When IU and Purdue last met in Ross-Ade Stadium in 2015, Purdue had nothing left to play for except ruin the hopes of the Hoosiers getting to their first bowl game since 2007. Despite the Boilers’ efforts, IU was able to win and advance to the New Era Pinstripe Bowl.
Between then and Saturday, IU won its fourth straight Old Oaken Bucket and advanced to yet another bowl game.
When the Hoosiers returned to West Lafayette though, the stakes were different, as Purdue’s last hope for advancing to a bowl game in head coach Jeff Brohm’s first season was to beat IU, and IU needed the win to guarantee a ticket to its third consecutive bowl game — and to prevent the door from slamming shut on its break through goals.
With the weight of missed opportunities — the overtime loss to Michigan, the close loss at Michigan State and the fumbled loss to Maryland — resting on the rivalry game, IU dropped it, losing 31-24 and finishing with a losing record for the first time since 2014.
“It’s a different type of pain,” freshman wide receiver Taysir Mack said about losing the Bucket and a guaranteed bowl bid. “I didn’t understand the hurt until I came into the locker room and saw those guys’ faces that couldn’t come back. Like living with Rich and with Simmie. Those are my guys. And to see them cry, to see them hurt, it killed me inside because I felt like I could’ve done more. I felt like we all could’ve done more.”
Mack continued and said he believed the offense could have performed better, that the fate of the game relied on its offense if IU was going to win the game.
But from the first play of the game, the offense struggled. Senior quarterback Richard Lagow forced a pass into heavy traffic and it was intercepted by Purdue and returned to the IU 5-yard line. On the next play, Purdue receiver Jackson Anthrop took a sweep into the endzone for the first score of the game.
IU would eventually force a fumble that led to a Simmie Cobbs touchdown and a 64-yard Ricky Brookins rush to set up a field goal. Other than those two drives, which IU could have built on the long run in Purdue territory, IU went 3-and-out five times in the first half and even punted on a 12-play drive.
Nothing was going for the Hoosiers, and it wasn’t anything the Purdue defense was doing, Lagow said.
“Maybe a couple things, but nothing huge,” Lagow said about Purdue’s defense presenting different looks than on film. “It just kind of came down to us not making plays.”
The big plays were few and far between in the first half for the IU offense, but even when it did make those plays in the second half, the drives couldn’t follow through.
In a third quarter drive, Cobbs made catches of 13 and 11 yards and helped push IU into Purdue territory, but two incomplete passes forced IU into third-and-long.
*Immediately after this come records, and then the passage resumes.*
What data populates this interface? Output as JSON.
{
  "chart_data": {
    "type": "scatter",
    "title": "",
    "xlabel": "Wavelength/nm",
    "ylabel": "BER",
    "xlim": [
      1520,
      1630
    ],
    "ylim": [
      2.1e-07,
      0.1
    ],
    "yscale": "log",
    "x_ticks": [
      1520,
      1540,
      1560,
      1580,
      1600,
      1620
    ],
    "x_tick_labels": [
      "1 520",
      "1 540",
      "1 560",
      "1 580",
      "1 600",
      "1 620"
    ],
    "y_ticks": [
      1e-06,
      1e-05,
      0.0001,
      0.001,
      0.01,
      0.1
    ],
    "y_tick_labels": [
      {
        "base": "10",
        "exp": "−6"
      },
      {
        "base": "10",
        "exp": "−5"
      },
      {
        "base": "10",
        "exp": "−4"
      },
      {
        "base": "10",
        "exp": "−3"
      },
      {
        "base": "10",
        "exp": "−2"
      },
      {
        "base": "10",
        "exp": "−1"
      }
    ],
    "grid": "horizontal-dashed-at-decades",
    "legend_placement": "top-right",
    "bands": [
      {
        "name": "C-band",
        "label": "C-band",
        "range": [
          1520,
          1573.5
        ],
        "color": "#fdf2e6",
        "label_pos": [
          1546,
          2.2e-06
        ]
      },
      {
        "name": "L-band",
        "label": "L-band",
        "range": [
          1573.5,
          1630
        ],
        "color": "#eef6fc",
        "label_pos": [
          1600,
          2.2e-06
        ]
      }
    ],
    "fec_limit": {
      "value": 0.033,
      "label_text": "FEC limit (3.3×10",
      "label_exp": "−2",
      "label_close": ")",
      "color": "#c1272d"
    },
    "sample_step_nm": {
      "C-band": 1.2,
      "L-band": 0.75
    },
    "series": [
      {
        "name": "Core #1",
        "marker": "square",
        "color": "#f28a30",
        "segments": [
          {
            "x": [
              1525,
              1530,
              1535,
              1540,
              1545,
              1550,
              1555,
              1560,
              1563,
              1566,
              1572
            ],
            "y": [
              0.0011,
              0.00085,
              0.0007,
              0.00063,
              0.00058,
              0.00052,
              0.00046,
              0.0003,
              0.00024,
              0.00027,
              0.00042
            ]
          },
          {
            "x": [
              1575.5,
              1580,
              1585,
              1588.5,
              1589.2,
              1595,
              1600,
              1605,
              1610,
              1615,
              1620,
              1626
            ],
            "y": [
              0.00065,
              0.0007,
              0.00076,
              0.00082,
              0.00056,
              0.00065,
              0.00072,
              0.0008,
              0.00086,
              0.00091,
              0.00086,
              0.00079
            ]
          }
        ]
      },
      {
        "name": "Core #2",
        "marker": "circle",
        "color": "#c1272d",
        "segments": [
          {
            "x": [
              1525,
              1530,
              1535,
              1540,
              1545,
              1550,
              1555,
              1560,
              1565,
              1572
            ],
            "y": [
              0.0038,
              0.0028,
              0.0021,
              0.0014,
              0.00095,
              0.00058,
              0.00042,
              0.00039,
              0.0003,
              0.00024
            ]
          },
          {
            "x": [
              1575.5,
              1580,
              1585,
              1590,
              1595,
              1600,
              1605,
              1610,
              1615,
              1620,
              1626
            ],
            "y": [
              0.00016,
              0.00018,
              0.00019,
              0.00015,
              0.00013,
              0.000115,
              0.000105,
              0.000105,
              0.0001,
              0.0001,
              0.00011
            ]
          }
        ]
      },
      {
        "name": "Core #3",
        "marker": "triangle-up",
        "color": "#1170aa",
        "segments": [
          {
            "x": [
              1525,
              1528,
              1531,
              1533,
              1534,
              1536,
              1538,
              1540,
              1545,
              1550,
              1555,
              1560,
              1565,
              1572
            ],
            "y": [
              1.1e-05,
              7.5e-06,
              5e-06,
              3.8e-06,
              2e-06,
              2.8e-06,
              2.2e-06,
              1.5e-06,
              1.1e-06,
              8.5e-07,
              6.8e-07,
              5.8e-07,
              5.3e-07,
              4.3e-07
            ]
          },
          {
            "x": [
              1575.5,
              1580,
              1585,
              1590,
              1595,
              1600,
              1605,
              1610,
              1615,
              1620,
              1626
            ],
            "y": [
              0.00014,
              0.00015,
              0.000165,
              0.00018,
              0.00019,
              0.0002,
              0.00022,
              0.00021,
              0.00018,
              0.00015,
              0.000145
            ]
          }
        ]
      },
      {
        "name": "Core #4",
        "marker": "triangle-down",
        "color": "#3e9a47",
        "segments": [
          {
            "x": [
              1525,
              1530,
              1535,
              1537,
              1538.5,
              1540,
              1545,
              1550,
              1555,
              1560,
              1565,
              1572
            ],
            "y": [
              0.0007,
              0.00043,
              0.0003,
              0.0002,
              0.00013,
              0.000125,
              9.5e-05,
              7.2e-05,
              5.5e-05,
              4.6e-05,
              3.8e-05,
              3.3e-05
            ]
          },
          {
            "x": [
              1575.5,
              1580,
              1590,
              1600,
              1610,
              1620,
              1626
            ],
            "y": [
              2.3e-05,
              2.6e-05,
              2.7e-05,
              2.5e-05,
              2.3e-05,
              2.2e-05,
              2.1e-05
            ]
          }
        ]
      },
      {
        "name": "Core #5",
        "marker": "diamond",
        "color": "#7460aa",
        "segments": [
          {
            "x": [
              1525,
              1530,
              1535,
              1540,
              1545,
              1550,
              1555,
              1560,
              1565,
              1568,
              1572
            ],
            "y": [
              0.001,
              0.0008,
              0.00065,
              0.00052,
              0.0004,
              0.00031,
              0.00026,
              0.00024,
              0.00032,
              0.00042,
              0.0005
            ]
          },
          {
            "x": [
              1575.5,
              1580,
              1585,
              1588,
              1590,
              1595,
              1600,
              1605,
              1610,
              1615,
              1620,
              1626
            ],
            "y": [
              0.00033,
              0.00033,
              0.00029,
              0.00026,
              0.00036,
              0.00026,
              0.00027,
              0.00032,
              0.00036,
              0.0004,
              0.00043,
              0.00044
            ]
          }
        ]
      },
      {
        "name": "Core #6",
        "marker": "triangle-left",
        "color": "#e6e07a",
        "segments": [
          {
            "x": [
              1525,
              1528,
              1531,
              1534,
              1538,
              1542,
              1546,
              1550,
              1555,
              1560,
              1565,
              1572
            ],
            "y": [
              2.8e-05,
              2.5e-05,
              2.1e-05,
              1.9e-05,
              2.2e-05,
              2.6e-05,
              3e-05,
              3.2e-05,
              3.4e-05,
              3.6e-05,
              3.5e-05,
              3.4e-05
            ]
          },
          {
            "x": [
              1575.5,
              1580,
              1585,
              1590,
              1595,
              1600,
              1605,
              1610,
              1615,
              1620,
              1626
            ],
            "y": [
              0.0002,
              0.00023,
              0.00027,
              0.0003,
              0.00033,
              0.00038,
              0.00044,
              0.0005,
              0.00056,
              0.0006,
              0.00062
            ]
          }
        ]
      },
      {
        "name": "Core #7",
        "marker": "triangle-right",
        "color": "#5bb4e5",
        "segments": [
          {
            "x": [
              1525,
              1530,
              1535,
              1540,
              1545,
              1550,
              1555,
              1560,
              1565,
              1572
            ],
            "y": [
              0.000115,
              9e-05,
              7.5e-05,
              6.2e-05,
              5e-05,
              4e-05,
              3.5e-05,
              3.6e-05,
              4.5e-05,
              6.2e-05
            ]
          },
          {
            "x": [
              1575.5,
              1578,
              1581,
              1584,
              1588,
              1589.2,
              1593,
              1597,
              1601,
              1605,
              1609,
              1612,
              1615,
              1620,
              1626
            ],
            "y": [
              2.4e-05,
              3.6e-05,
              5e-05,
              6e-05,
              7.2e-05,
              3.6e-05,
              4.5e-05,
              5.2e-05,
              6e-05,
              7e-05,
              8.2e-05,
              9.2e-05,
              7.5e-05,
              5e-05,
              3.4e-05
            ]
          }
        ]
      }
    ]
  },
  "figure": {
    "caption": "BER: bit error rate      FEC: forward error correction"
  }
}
A Ricky Brookins dump-off couldn’t get the first down, and the Hoosiers punted from the Purdue 47-yard line.
That is one example of several drives that stalled in similar fashion, as IU punted the ball nine times before needing to go to a 4-down strategy in the fourth quarter.
This occurred while Purdue running back Markell Jones ran the ball 31 times for 217 yards, carrying the Purdue offense throughout the majority of the game. And to make matters worse for the IU defense’s stamina, 11 non-scoring offensive drives took less than three minutes off the game clock.
“It was offense,” Mack said. “We didn’t do what we should’ve done. The defense got tired and it was on us, and I feel like we could’ve contributed way more. We did do our thing toward the end but it was just too late.”
Even when the IU offense did drive in the fourth quarter, it still couldn’t avoid mistakes, as a 9-play, 63-yard drive ended when Lagow missed his man in the endzone on Purdue’s 8-yard line.
When the kickoff team recovered an onside kick after a quick touchdown drive, IU’s offense couldn’t pull through and eventually went 4-and-out, leading the game to ride on a failed onside kick in the last minute of regulation.
While Lagow finished with 373 yards on 32-of-60 passing and Mack (132) and Cobbs (105) each finished with more than 100 yards receiving and one receiving touchdown, the offense was stagnant throughout most of the game.
Morgan Ellison also left the game in an ambulance with an undisclosed injury.
“A lot of special men are in that locker room hurting, and I’m hurting with them,” Tom Allen said. “We just made too many mistakes early on to overcome them.”